According to the report, 18% of the energy utilised by healthcare providers is derived from renewable sources, signalling a shift towards renewable energy adoption. Additionally, 61% of the inputs employed by these companies are sustainably sourced, indicating responsible procurement practices. Of the companies, 53% have also implemented zero liquid discharge.

The report highlighted an increase in renewable energy adoption and sustainable sourcing practices, indicative of a heightened awareness of environmental impact.

“To achieve sustainable progress in the sector, transitioning to renewables, embracing circularity and establishing net-zero transition plans are imperative,” said Nitesh Mehrotra, partner, ESG and sustainability, EY India. “This will help reduce carbon waste and deliver truly sustainable care. Healthcare providers and systems must now focus on reducing consumption and waste in their supply chains.”

The report indicated that the healthcare sector demonstrates diversity and inclusion, with 41% female employees and 22% female representation on company boards. Around 67% of companies have established ESG committees, highlighting a focus on governance and sustainability initiatives within the sector.

“With healthcare being a high-consumption industry, it is crucial to streamline consumption needs through leaner staffing strategies, precise HVAC (heating, ventilation and air-conditioning) control systems and maximising the utilisation of green energy sources for a sustainable future,” said Kaivaan Movdawalla, partner and healthcare leader, EY Parthenon India.

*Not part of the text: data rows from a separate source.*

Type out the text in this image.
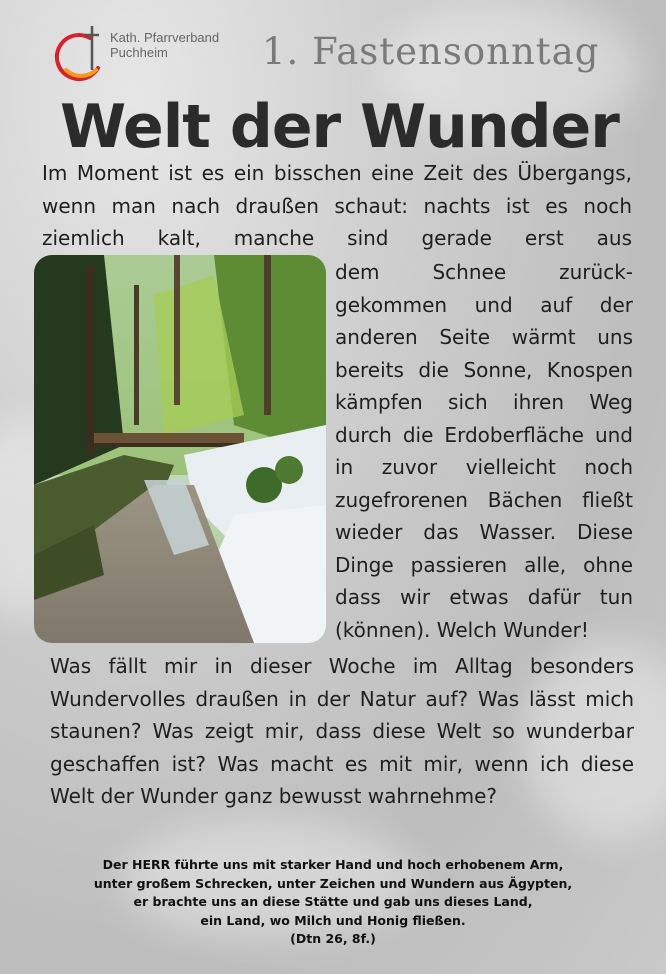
Kath. Pfarrverband
Puchheim	1. Fastensonntag
Welt der Wunder
Im Moment ist es ein bisschen eine Zeit des Übergangs, wenn man nach draußen schaut: nachts ist es noch ziemlich kalt, manche sind gerade erst aus
dem Schnee zurück-gekommen und auf der anderen Seite wärmt uns bereits die Sonne, Knospen kämpfen sich ihren Weg durch die Erdoberfläche und in zuvor vielleicht noch zugefrorenen Bächen fließt wieder das Wasser. Diese Dinge passieren alle, ohne dass wir etwas dafür tun (können). Welch Wunder!
Was fällt mir in dieser Woche im Alltag besonders Wundervolles draußen in der Natur auf? Was lässt mich staunen? Was zeigt mir, dass diese Welt so wunderbar geschaffen ist? Was macht es mit mir, wenn ich diese Welt der Wunder ganz bewusst wahrnehme?
Der HERR führte uns mit starker Hand und hoch erhobenem Arm,
unter großem Schrecken, unter Zeichen und Wundern aus Ägypten,
er brachte uns an diese Stätte und gab uns dieses Land,
ein Land, wo Milch und Honig fließen.
(Dtn 26, 8f.)
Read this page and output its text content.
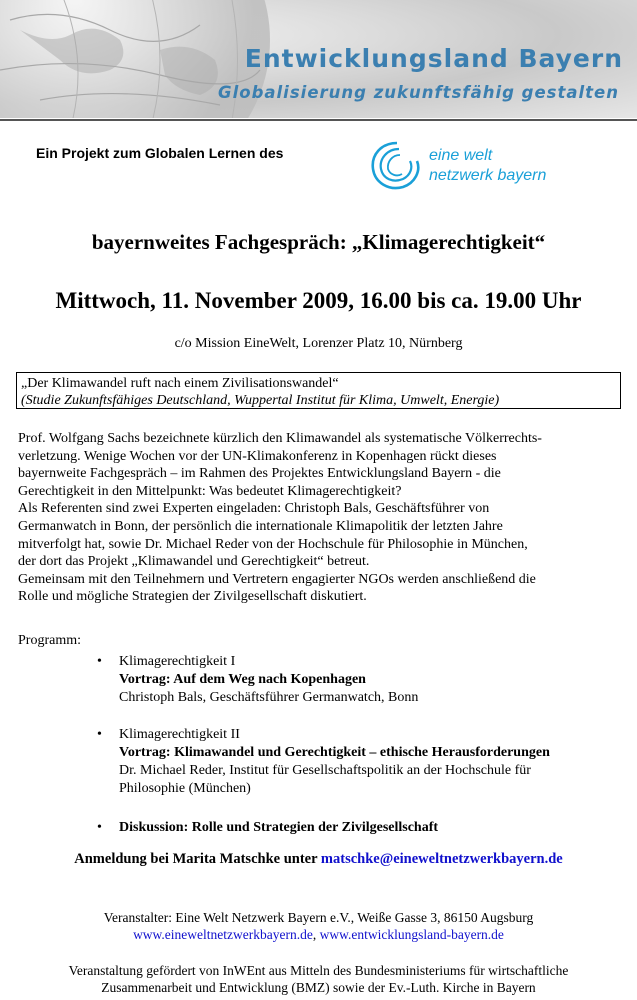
Entwicklungsland Bayern
Globalisierung zukunftsfähig gestalten
Ein Projekt zum Globalen Lernen des	eine welt
netzwerk bayern
bayernweites Fachgespräch: „Klimagerechtigkeit“
Mittwoch, 11. November 2009, 16.00 bis ca. 19.00 Uhr
c/o Mission EineWelt, Lorenzer Platz 10, Nürnberg
„Der Klimawandel ruft nach einem Zivilisationswandel“
(Studie Zukunftsfähiges Deutschland, Wuppertal Institut für Klima, Umwelt, Energie)

Prof. Wolfgang Sachs bezeichnete kürzlich den Klimawandel als systematische Völkerrechts-

verletzung. Wenige Wochen vor der UN-Klimakonferenz in Kopenhagen rückt dieses

bayernweite Fachgespräch – im Rahmen des Projektes Entwicklungsland Bayern - die

Gerechtigkeit in den Mittelpunkt: Was bedeutet Klimagerechtigkeit?

Als Referenten sind zwei Experten eingeladen: Christoph Bals, Geschäftsführer von

Germanwatch in Bonn, der persönlich die internationale Klimapolitik der letzten Jahre

mitverfolgt hat, sowie Dr. Michael Reder von der Hochschule für Philosophie in München,

der dort das Projekt „Klimawandel und Gerechtigkeit“ betreut.

Gemeinsam mit den Teilnehmern und Vertretern engagierter NGOs werden anschließend die

Rolle und mögliche Strategien der Zivilgesellschaft diskutiert.

Programm:
• Klimagerechtigkeit I
Vortrag: Auf dem Weg nach Kopenhagen
Christoph Bals, Geschäftsführer Germanwatch, Bonn
• Klimagerechtigkeit II
Vortrag: Klimawandel und Gerechtigkeit – ethische Herausforderungen
Dr. Michael Reder, Institut für Gesellschaftspolitik an der Hochschule für
Philosophie (München)
• Diskussion: Rolle und Strategien der Zivilgesellschaft
Anmeldung bei Marita Matschke unter matschke@eineweltnetzwerkbayern.de
Veranstalter: Eine Welt Netzwerk Bayern e.V., Weiße Gasse 3, 86150 Augsburg
www.eineweltnetzwerkbayern.de, www.entwicklungsland-bayern.de
Veranstaltung gefördert von InWEnt aus Mitteln des Bundesministeriums für wirtschaftliche
Zusammenarbeit und Entwicklung (BMZ) sowie der Ev.-Luth. Kirche in Bayern
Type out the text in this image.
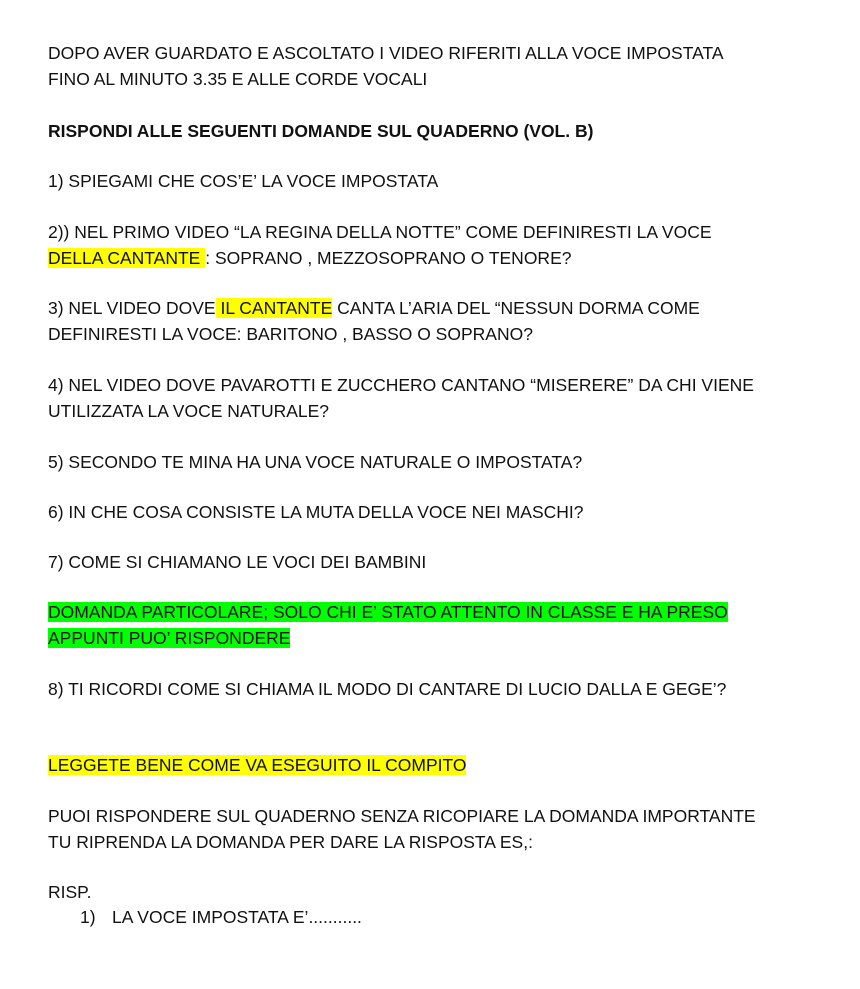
DOPO AVER GUARDATO E ASCOLTATO I VIDEO RIFERITI ALLA VOCE IMPOSTATA
FINO AL MINUTO 3.35 E ALLE CORDE VOCALI

RISPONDI ALLE SEGUENTI DOMANDE SUL QUADERNO (VOL. B)

1) SPIEGAMI CHE COS’E’ LA VOCE IMPOSTATA

2)) NEL PRIMO VIDEO “LA REGINA DELLA NOTTE” COME DEFINIRESTI LA VOCE
DELLA CANTANTE : SOPRANO , MEZZOSOPRANO O TENORE?

3) NEL VIDEO DOVE IL CANTANTE CANTA L’ARIA DEL “NESSUN DORMA COME
DEFINIRESTI LA VOCE: BARITONO , BASSO O SOPRANO?

4) NEL VIDEO DOVE PAVAROTTI E ZUCCHERO CANTANO “MISERERE” DA CHI VIENE
UTILIZZATA LA VOCE NATURALE?

5) SECONDO TE MINA HA UNA VOCE NATURALE O IMPOSTATA?

6) IN CHE COSA CONSISTE LA MUTA DELLA VOCE NEI MASCHI?

7) COME SI CHIAMANO LE VOCI DEI BAMBINI

DOMANDA PARTICOLARE; SOLO CHI E’ STATO ATTENTO IN CLASSE E HA PRESO
APPUNTI PUO’ RISPONDERE

8) TI RICORDI COME SI CHIAMA IL MODO DI CANTARE DI LUCIO DALLA E GEGE’?

LEGGETE BENE COME VA ESEGUITO IL COMPITO

PUOI RISPONDERE SUL QUADERNO SENZA RICOPIARE LA DOMANDA IMPORTANTE
TU RIPRENDA LA DOMANDA PER DARE LA RISPOSTA ES,:

RISP.

1) LA VOCE IMPOSTATA E’...........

“Moreover, rethinking packaging designs with a focus on green packaging to align with optimal environmental outcomes is essential. Effective and efficient disposal methods are essential for long-term sustainability and mitigating environmental impact,” added Movdawalla.

The report also highlighted increasing allocations towards environmental and social initiatives within healthcare research and development and capital expenditure. Twenty-one percent of spending is directed to environmental and social activities in R&D. Also, 13% of spending is allocated towards environmental and social initiatives within capex, signalling a focus on infrastructure and operational enhancements for improving sustainability performance.

“The intersection of healthcare, sustainability and ESG principles is more critical than ever. Healthcare generates around 5% of hazardous waste. The healthcare sector must focus on following a transition plan that encompasses decarbonisation, responds to climate risk, and also contributes to the economy-wide transition as short- and medium-term goals,” said Dharminder Nagar, chairman, CII Northern Region Committee on Healthcare.